Muller, Ingrid, Stuart, Beth, Sach, Tracey, Hooper, Julie, Wilczynska, Sylvia, Steele, Mary, Greenwell, Kate, Sivyer, Katy, Yardley, Lucy, Williams, Hywel C, Chalmers, Joanne R, Leighton, Paul, Howells, Laura M, Ridd, Matthew J, Lawton, Sandra, Griffiths, Gareth, Nuttall, Jacqui, Langan, Sinead M, Roberts, Amanda, Ahmed, Amina, Kirk, Hayden, Becque, Taeko, Little, Paul, Thomas, Kim S and Santer, Miriam (2021) Supporting self-care for eczema: protocol for two randomised controlled trials of ECO (Eczema Care Online) interventions for young people and parents/carers. BMJ Open, 11 (2), 1-8, [045583]. (doi:10.1136/bmjopen-2020-045583).
Abstract
Introduction Eczema care requires management of triggers and various treatments. We developed two online behavioural interventions to support eczema care called ECO (Eczema Care Online) for young people and ECO for families. This protocol describes two randomised controlled trials (RCTs) aimed to evaluate clinical and cost-effectiveness of the two interventions.
Methods and analysis Design: Two independent, pragmatic, unmasked, parallel group RCTs with internal pilots and nested health economic and process evaluation studies.
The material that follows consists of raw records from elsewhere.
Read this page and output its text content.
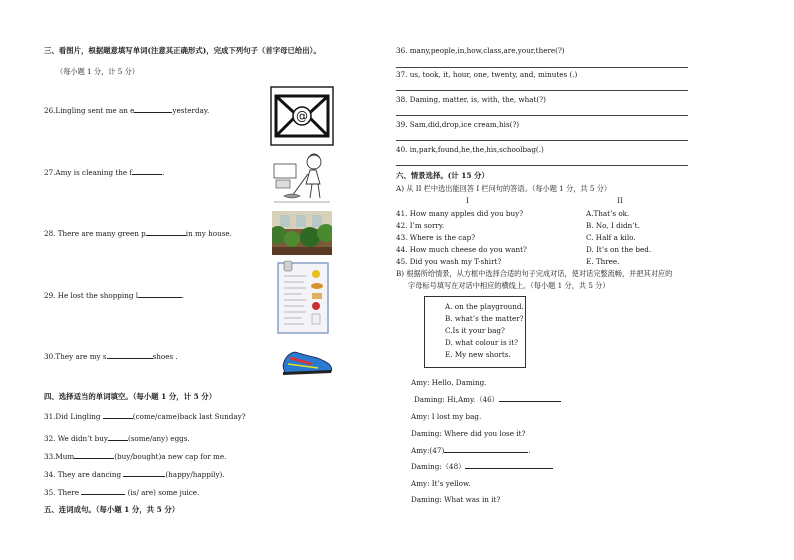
三、看图片，根据题意填写单词(注意其正确形式)，完成下列句子（首字母已给出）。
（每小题 1 分，计 5 分）
26.Lingling sent me an e	yesterday.
27.Amy is cleaning the f	.
28. There are many green p	in my house.
29. He lost the shopping l	.
30.They are my s	shoes .
@
四、选择适当的单词填空。（每小题 1 分，计 5 分）
31.Did Lingling	(come/came)back last Sunday?
32. We didn’t buy	(some/any) eggs.
33.Mum	(buy/bought)a new cap for me.
34. They are dancing	(happy/happily).
35. There	(is/ are) some juice.
五、连词成句。（每小题 1 分，共 5 分）
36. many,people,in,how,class,are,your,there(?)
37. us, took, it, hour, one, twenty, and, minutes (.)
38. Daming, matter, is, with, the, what(?)
39. Sam,did,drop,ice cream,his(?)
40. in,park,found,he,the,his,schoolbag(.)
六、情景选择。(计 15 分）
A) 从 II 栏中选出能回答 I 栏问句的答语。（每小题 1 分，共 5 分）
I	II
41. How many apples did you buy?	A.That’s ok.
42. I’m sorry.	B. No, I didn’t.
43. Where is the cap?	C. Half a kilo.
44. How much cheese do you want?	D. It’s on the bed.
45. Did you wash my T-shirt?	E. Three.
B) 根据所给情景，从方框中选择合适的句子完成对话，使对话完整流畅，并把其对应的
字母标号填写在对话中相应的横线上。（每小题 1 分，共 5 分）
A. on the playground.
B. what’s the matter?
C.Is it your bag?
D. what colour is it?
E. My new shorts.
Amy: Hello, Daming.
Daming: Hi,Amy.（46）
Amy: I lost my bag.
Daming: Where did you lose it?
Amy:(47)	.
Daming:（48）
Amy: It’s yellow.
Daming: What was in it?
Setting: Participants will be recruited from general practitioner practices in England.
Participants: Young people aged 13–25 years with eczema and parents and carers of children aged 0–12 years with eczema, excluding inactive or very mild eczema (five or less on Patient-Oriented Eczema Measure (POEM)).
Interventions: Participants will be randomised to online intervention plus usual care or to usual eczema care alone.
Outcome measures: Primary outcome is eczema severity over 24 weeks measured by POEM. Secondary outcomes include POEM 4-weekly for 52 weeks, quality of life, eczema control, itch intensity (young people only), patient enablement, health service and treatment use. Process measures include treatment adherence, barriers to adherence and intervention usage. Our sample sizes of 303 participants per trial are powered to detect a group difference of 2.5 (SD 6.5) in monthly POEM scores over 24 weeks (significance 0.05, power 0.9), allowing for 20% loss to follow-up. Cost-effectiveness analysis will be from a National Health Service and personal social service perspective. Qualitative and quantitative process evaluation will help understand the mechanisms of action and participant experiences and inform implementation.Ethics and dissemination The study has been approved by South Central Oxford A Research Ethics Committee (19/SC/0351). Recruitment is ongoing, and follow-up will be completed by mid-2022. Findings will be disseminated to participants, the public, dermatology and primary care journals, and policy makers.